In 1770, Mozart stayed in Bologna to study with Giovanni Battista Martini, a Franciscan friar and music theorist who laid the foundation for the city’s historic music archive. Mozart hoped to join the Accademia Filarmonica, but he had to pass a grueling composition exam.
“These exams were called clausura, meaning ‘locked room’,” Tabellini said. “Candidates were literally locked in to write their scores. They could last hours, even days.”
Mozart had spent the summer preparing with Martini, who was also the head of the Accademia. Still, the results were mixed.
“We hold two of the three versions of Mozart’s exam,” Tabellini said. “The first is Mozart’s autograph — full of mistakes. The second, in Martini’s handwriting, is musically correct but full of corrections. The third, kept at the Accademia, is identical to Martini’s version, but written by Mozart. That version earned him admission.”
The conclusion? “Mozart copied,” Tabellini said. “It’s one of the most fascinating musical mysteries we preserve. And telling it to visitors brings history to life. If even Mozart needed a helping hand … then there’s hope for all of us.”
Breathing life into old music
Connecting the old to today also means finding new ways to let historical documents speak to modern audiences. Through live events and storytelling, the museum ensures that ancient music isn’t just studied — it’s experienced in real time.
The museum displays some 300 instruments, including one-of-a-kind rarities like the Clavemusicum omnitonum — a 16th-century “perfect keyboard” capable of playing every pitch imaginable. Unfortunately, its keys are too far apart to be playable by human hands.
Other instruments, however, do come to life in the museum’s many live events: over 100 each year. These include concerts, lectures and series like Wunderkammer and Insolita.
“In Insolita, we select a document from our collection and pair it with a live concert,” Tabellini said.
Before the performance, we show the original manuscript and explain its history.

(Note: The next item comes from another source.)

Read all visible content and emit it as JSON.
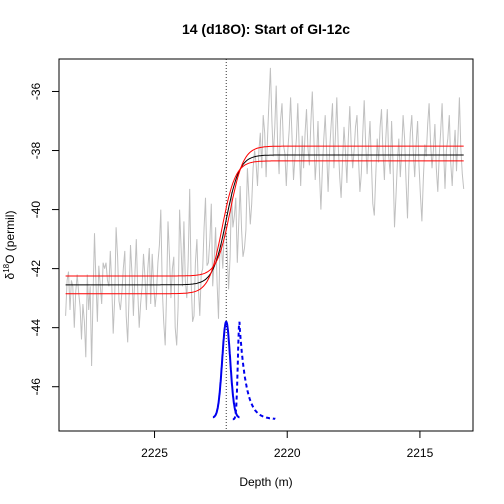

It’s a way to give life to what would otherwise remain silent.”
One audience favorite is “O felici occhi miei” by Arcadelt, a Renaissance madrigal — a form of secular, polyphonic vocal music — with 40 known editions. “We hold 19 of them,” Tabellini said. “When people see the actual pages before hearing the music, they realize that without those sheets, the music itself might never have survived.”
Visitors sometimes wonder why music doesn’t constantly play in a museum of music. But there’s a reason.
“If you just pipe background music through the rooms, it becomes ‘muzak’ — like in a supermarket,” Tabellini said.
Instead, the museum is exploring meaningful ways to integrate sound: virtual manuscripts, interactive instruments and multimedia displays.
“We want to integrate music into the experience — but on our own terms,” Tabellini said. “It’s not just about hearing. It’s about understanding why you’re hearing it.”
The challenge is to make a quiet space sing — not loudly, but purposefully. “We don’t want to entertain. We want to create an experience. Every object we preserve has something to say, and we want its voice to be heard.”
Questions to consider:
1. How do labels like “opera” or “love songs” influence — or distort — how we see Italian music today?
2. In what way is highlighting cultural heritage important to for cities that rely on tourism?
3. When was the last time you found yourself liking old music? What about it did you like?